3. Die Generalbundesanwaltschaft muss prüfen, wie Deutschland die angekündigten IS-Prozesse in Nordostsyrien unterstützen kann, insbesondere mit Hinblick auf die ca. 3000 “Foreign Fighters” und ihre Familienangehörigen (darunter auch deutsche Staatsangehörige), die sich noch immer in syrischen Gefängnissen und Lagern befinden und noch nicht in ihre Herkunftsländer zurückgeführt wurden.

4. Deutschland sollte die irakische Regierung auffordern, sich zum einen für eine pragmatische Umsetzung des Yazidi Survivors Law einzusetzen; ein Gesetz, das Jesiden und weiteren von der Terrormiliz Daesch/ „Islamischer Staat“ verfolgten Minderheiten in Irak u.a. Entschädigungen zusichert. Zum anderen muss die irakische Regierung das Römische Statut des Internationalen Strafgerichtshofes ratifizieren, um eine verbindliche Rechtsgrundlage der Gerichtsbarkeit zu schaffen.

5. Deutschland muss sich für den Wiederaufbau Shingals und für die Stabilisierung der Region auf internationaler Ebene einsetzen, etwa indem es auf diplomatischem Weg auf die irakische Regierung einwirkt, das Sinjar-Abkommen umzusetzen.

6. Die psychosoziale Versorgung jesidischer Überlebender des Genozids muss in Deutschland und in Irak weiter ausgebaut werden.

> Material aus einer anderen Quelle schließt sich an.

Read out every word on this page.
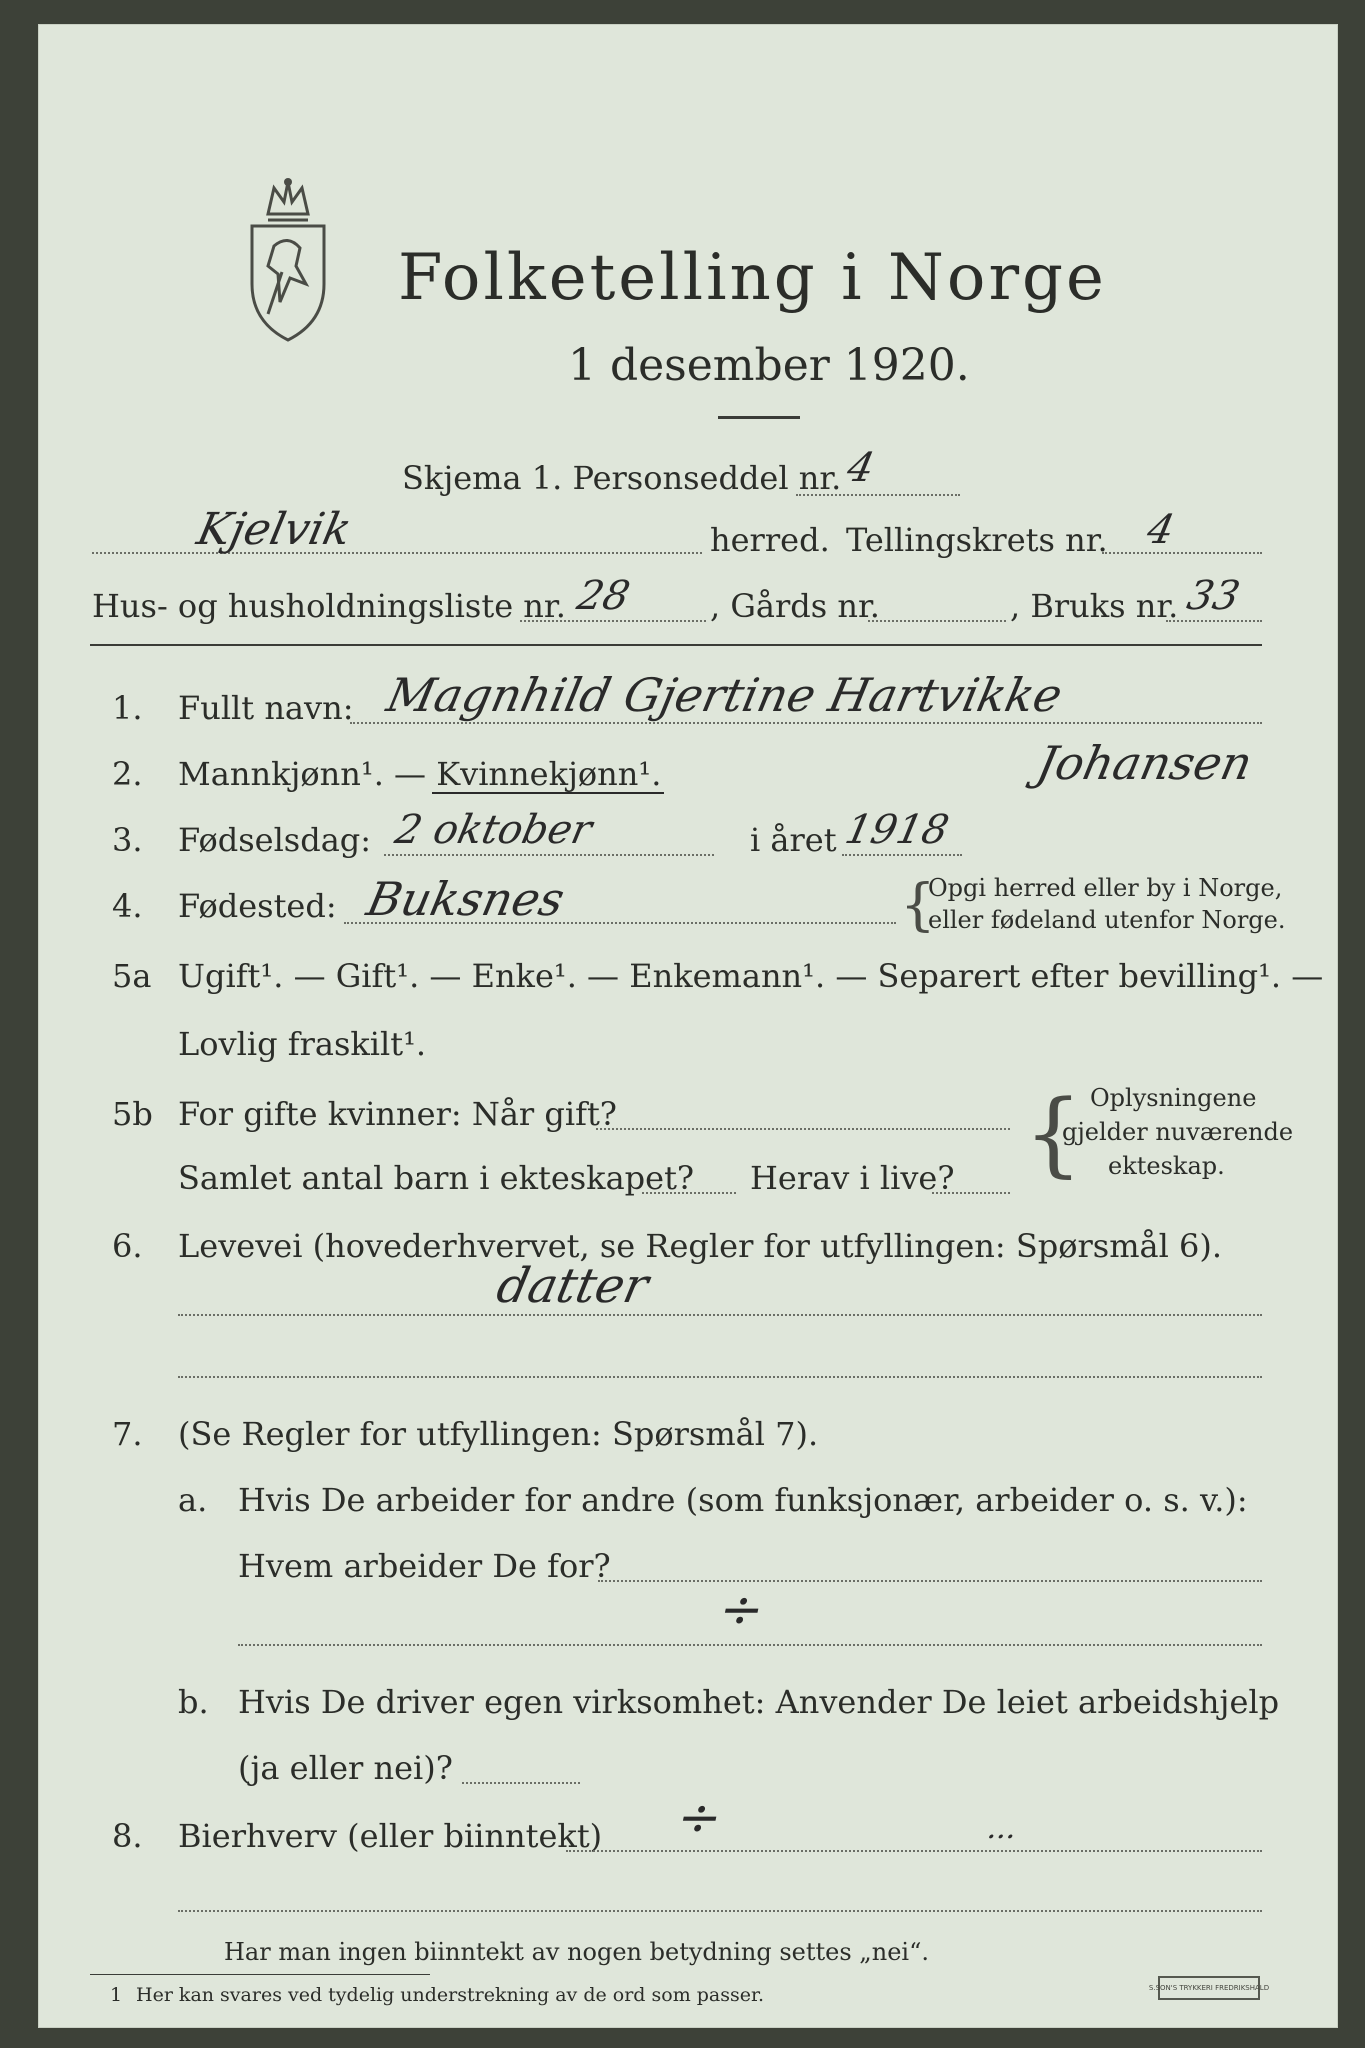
Folketelling i Norge
1 desember 1920.
Skjema 1. Personseddel nr. 4
Kjelvik	herred. Tellingskrets nr. 4
Hus- og husholdningsliste nr. 28 , Gårds nr.	, Bruks nr. 33
1. Fullt navn: Magnhild Gjertine Hartvikke
2. Mannkjønn¹. — Kvinnekjønn¹.	Johansen
3. Fødselsdag: 2 oktober	i året 1918
4. Fødested: Buksnes	{
Opgi herred eller by i Norge,
eller fødeland utenfor Norge.
5a Ugift¹. — Gift¹. — Enke¹. — Enkemann¹. — Separert efter bevilling¹. —
Lovlig fraskilt¹.
5b For gifte kvinner: Når gift?
Samlet antal barn i ekteskapet? Herav i live? { Oplysningene
gjelder nuværende
ekteskap.
6. Levevei (hovederhvervet, se Regler for utfyllingen: Spørsmål 6).
datter
7. (Se Regler for utfyllingen: Spørsmål 7).
a. Hvis De arbeider for andre (som funksjonær, arbeider o. s. v.):
Hvem arbeider De for?
÷
b. Hvis De driver egen virksomhet: Anvender De leiet arbeidshjelp
(ja eller nei)?
8. Bierhverv (eller biinntekt) ÷	...
Har man ingen biinntekt av nogen betydning settes „nei“.
1 Her kan svares ved tydelig understrekning av de ord som passer.	S.SON'S TRYKKERI FREDRIKSHALD
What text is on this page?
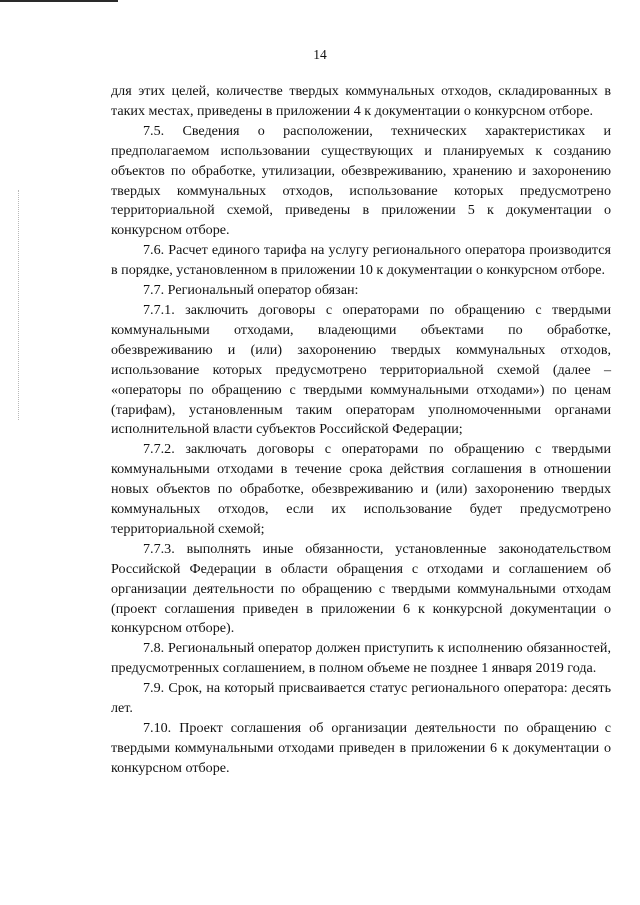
14

для этих целей, количестве твердых коммунальных отходов, складированных в таких местах, приведены в приложении 4 к документации о конкурсном отборе.

7.5. Сведения о расположении, технических характеристиках и предполагаемом использовании существующих и планируемых к созданию объектов по обработке, утилизации, обезвреживанию, хранению и захоронению твердых коммунальных отходов, использование которых предусмотрено территориальной схемой, приведены в приложении 5 к документации о конкурсном отборе.

7.6. Расчет единого тарифа на услугу регионального оператора производится в порядке, установленном в приложении 10 к документации о конкурсном отборе.

7.7. Региональный оператор обязан:

7.7.1. заключить договоры с операторами по обращению с твердыми коммунальными отходами, владеющими объектами по обработке, обезвреживанию и (или) захоронению твердых коммунальных отходов, использование которых предусмотрено территориальной схемой (далее – «операторы по обращению с твердыми коммунальными отходами») по ценам (тарифам), установленным таким операторам уполномоченными органами исполнительной власти субъектов Российской Федерации;

7.7.2. заключать договоры с операторами по обращению с твердыми коммунальными отходами в течение срока действия соглашения в отношении новых объектов по обработке, обезвреживанию и (или) захоронению твердых коммунальных отходов, если их использование будет предусмотрено территориальной схемой;

7.7.3. выполнять иные обязанности, установленные законодательством Российской Федерации в области обращения с отходами и соглашением об организации деятельности по обращению с твердыми коммунальными отходам (проект соглашения приведен в приложении 6 к конкурсной документации о конкурсном отборе).

7.8. Региональный оператор должен приступить к исполнению обязанностей, предусмотренных соглашением, в полном объеме не позднее 1 января 2019 года.

7.9. Срок, на который присваивается статус регионального оператора: десять лет.

7.10. Проект соглашения об организации деятельности по обращению с твердыми коммунальными отходами приведен в приложении 6 к документации о конкурсном отборе.
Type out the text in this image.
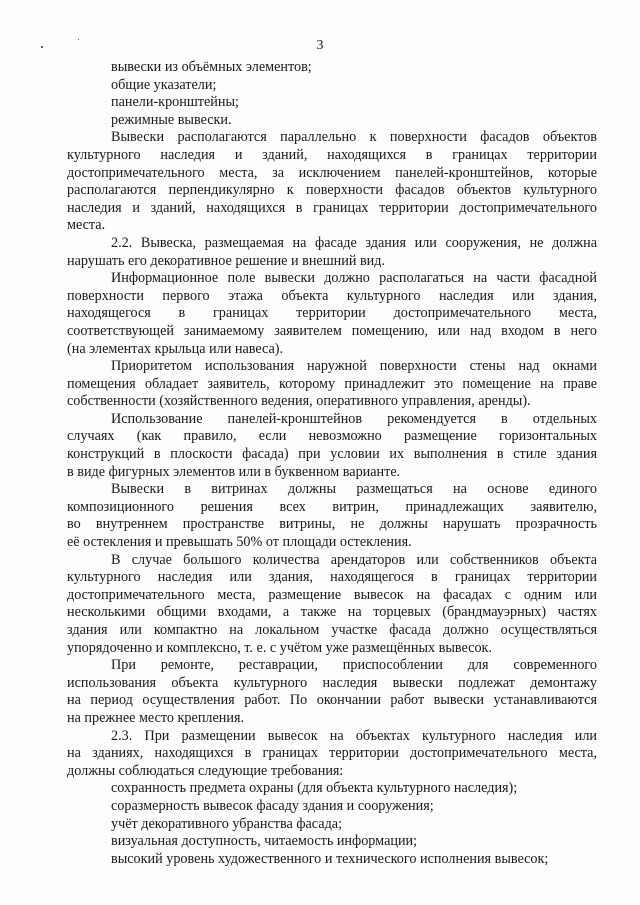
3
вывески из объёмных элементов;
общие указатели;
панели-кронштейны;
режимные вывески.
Вывески располагаются параллельно к поверхности фасадов объектов
культурного наследия и зданий, находящихся в границах территории
достопримечательного места, за исключением панелей-кронштейнов, которые
располагаются перпендикулярно к поверхности фасадов объектов культурного
наследия и зданий, находящихся в границах территории достопримечательного
места.
2.2. Вывеска, размещаемая на фасаде здания или сооружения, не должна
нарушать его декоративное решение и внешний вид.
Информационное поле вывески должно располагаться на части фасадной
поверхности первого этажа объекта культурного наследия или здания,
находящегося в границах территории достопримечательного места,
соответствующей занимаемому заявителем помещению, или над входом в него
(на элементах крыльца или навеса).
Приоритетом использования наружной поверхности стены над окнами
помещения обладает заявитель, которому принадлежит это помещение на праве
собственности (хозяйственного ведения, оперативного управления, аренды).
Использование панелей-кронштейнов рекомендуется в отдельных
случаях (как правило, если невозможно размещение горизонтальных
конструкций в плоскости фасада) при условии их выполнения в стиле здания
в виде фигурных элементов или в буквенном варианте.
Вывески в витринах должны размещаться на основе единого
композиционного решения всех витрин, принадлежащих заявителю,
во внутреннем пространстве витрины, не должны нарушать прозрачность
её остекления и превышать 50% от площади остекления.
В случае большого количества арендаторов или собственников объекта
культурного наследия или здания, находящегося в границах территории
достопримечательного места, размещение вывесок на фасадах с одним или
несколькими общими входами, а также на торцевых (брандмауэрных) частях
здания или компактно на локальном участке фасада должно осуществляться
упорядоченно и комплексно, т. е. с учётом уже размещённых вывесок.
При ремонте, реставрации, приспособлении для современного
использования объекта культурного наследия вывески подлежат демонтажу
на период осуществления работ. По окончании работ вывески устанавливаются
на прежнее место крепления.
2.3. При размещении вывесок на объектах культурного наследия или
на зданиях, находящихся в границах территории достопримечательного места,
должны соблюдаться следующие требования:
сохранность предмета охраны (для объекта культурного наследия);
соразмерность вывесок фасаду здания и сооружения;
учёт декоративного убранства фасада;
визуальная доступность, читаемость информации;
высокий уровень художественного и технического исполнения вывесок;
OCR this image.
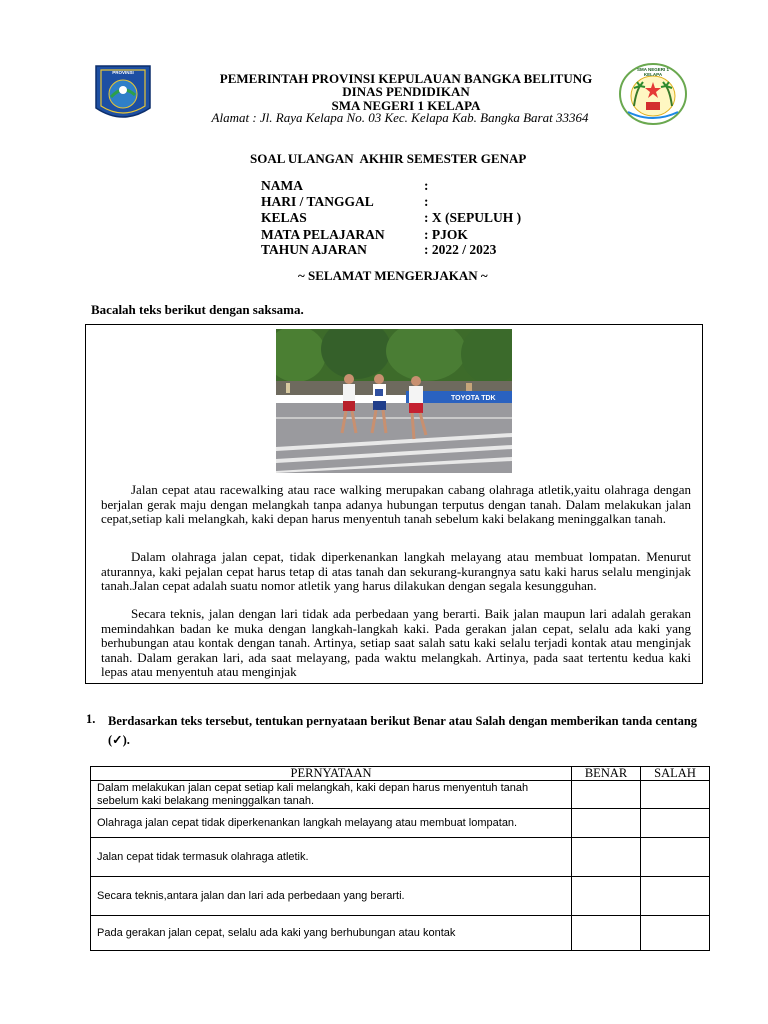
PROVINSI
SMA NEGERI 1 KELAPA
PEMERINTAH PROVINSI KEPULAUAN BANGKA BELITUNG
DINAS PENDIDIKAN
SMA NEGERI 1 KELAPA
Alamat : Jl. Raya Kelapa No. 03 Kec. Kelapa Kab. Bangka Barat 33364
SOAL ULANGAN  AKHIR SEMESTER GENAP
NAMA	:
HARI / TANGGAL	:
KELAS	: X (SEPULUH )
MATA PELAJARAN	: PJOK
TAHUN AJARAN	: 2022 / 2023
~ SELAMAT MENGERJAKAN ~
Bacalah teks berikut dengan saksama.
TOYOTA TDK
Jalan cepat atau racewalking atau race walking merupakan cabang olahraga atletik,yaitu olahraga dengan berjalan gerak maju dengan melangkah tanpa adanya hubungan terputus dengan tanah. Dalam melakukan jalan cepat,setiap kali melangkah, kaki depan harus menyentuh tanah sebelum kaki belakang meninggalkan tanah.
Dalam olahraga jalan cepat, tidak diperkenankan langkah melayang atau membuat lompatan. Menurut aturannya, kaki pejalan cepat harus tetap di atas tanah dan sekurang-kurangnya satu kaki harus selalu menginjak tanah.Jalan cepat adalah suatu nomor atletik yang harus dilakukan dengan segala kesungguhan.
Secara teknis, jalan dengan lari tidak ada perbedaan yang berarti. Baik jalan maupun lari adalah gerakan memindahkan badan ke muka dengan langkah-langkah kaki. Pada gerakan jalan cepat, selalu ada kaki yang berhubungan atau kontak dengan tanah. Artinya, setiap saat salah satu kaki selalu terjadi kontak atau menginjak tanah. Dalam gerakan lari, ada saat melayang, pada waktu melangkah. Artinya, pada saat tertentu kedua kaki lepas atau menyentuh atau menginjak
1. Berdasarkan teks tersebut, tentukan pernyataan berikut Benar atau Salah dengan memberikan tanda centang (✓).
PERNYATAAN	BENAR	SALAH
Dalam melakukan jalan cepat setiap kali melangkah, kaki depan harus menyentuh tanah sebelum kaki belakang meninggalkan tanah.		
Olahraga jalan cepat tidak diperkenankan langkah melayang atau membuat lompatan.		
Jalan cepat tidak termasuk olahraga atletik.		
Secara teknis,antara jalan dan lari ada perbedaan yang berarti.		
Pada gerakan jalan cepat, selalu ada kaki yang berhubungan atau kontak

7. Aufgrund ihrer andauernden Verfolgung und Diskriminierung müssen Jesiden einen besonderen Schutzstatus erhalten. Dazu fordern wir auf der einen Seite einen umfassenden Schutz in den Asylverfahren mit Aussetzung von Abschiebungen, auf der anderen Seite ein Aufnahmeprogramm für besonders unter den anhaltenden Folgen des Genozids leidenden Jesiden über ein Bundessonderkontingent.